Monday, February 21, 2005
re: Music and Politics
Art and Politics have always existed in a sort of dysfunctional symbiosis. Artists use art to justify or promote political ideologies, and politicians use art for the same purposes. But Artists and the public and politicians also condemn works of art, or aesthetic practices, for exhibiting ideologies that they disapprove of. Shakespeare wrote plays expressly designed to curry favor with royalty, the entire system of artistic patronage by royalty and religions imposed political restrictions on artistic expression, Hitler co-opted Wagner, and the Soviets exerted creative control over the state's artists while in the US the communist artists used art to promote their Socialist viewpoints. And just in the last few years, John Adams got cancelled for being to sympathetic to the terrorists in Klinghoffer, and then Pullitzered and Grammied for writing a tribute to the September 11 victims. It's never going to stop, but even if we think the relationship is dysfunctional and unhealthy, to demand that artists withdraw from the political arena is itself an act of political oppression.

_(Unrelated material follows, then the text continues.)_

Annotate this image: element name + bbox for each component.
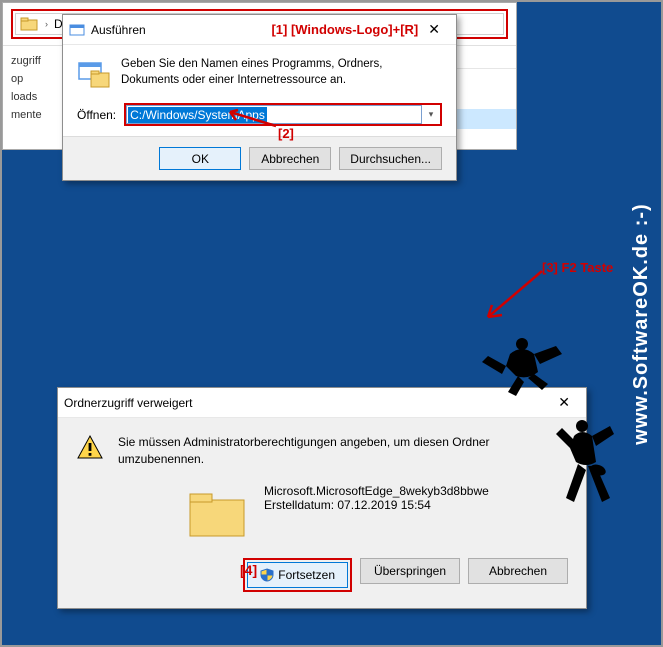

So what do we do about it? We encourage audiences to do their best to separate Aesthetics from Morality. We ask the audience to defuse the problem. Stupid art has been made about great ideas, and great art has been made about terrible ideas; if we can separate the two, we are better equipped to appreciate all art and less vulnerable to manipulation by politicians and artists alike. We can make our political decisions on the practical merits, and our artistic choices on the aesthetic merits.
Now none of this is going to stop me from writing music that advocates a political viewpoint -- but if you ignore my opinion and only listen to the music I promise not to be offended.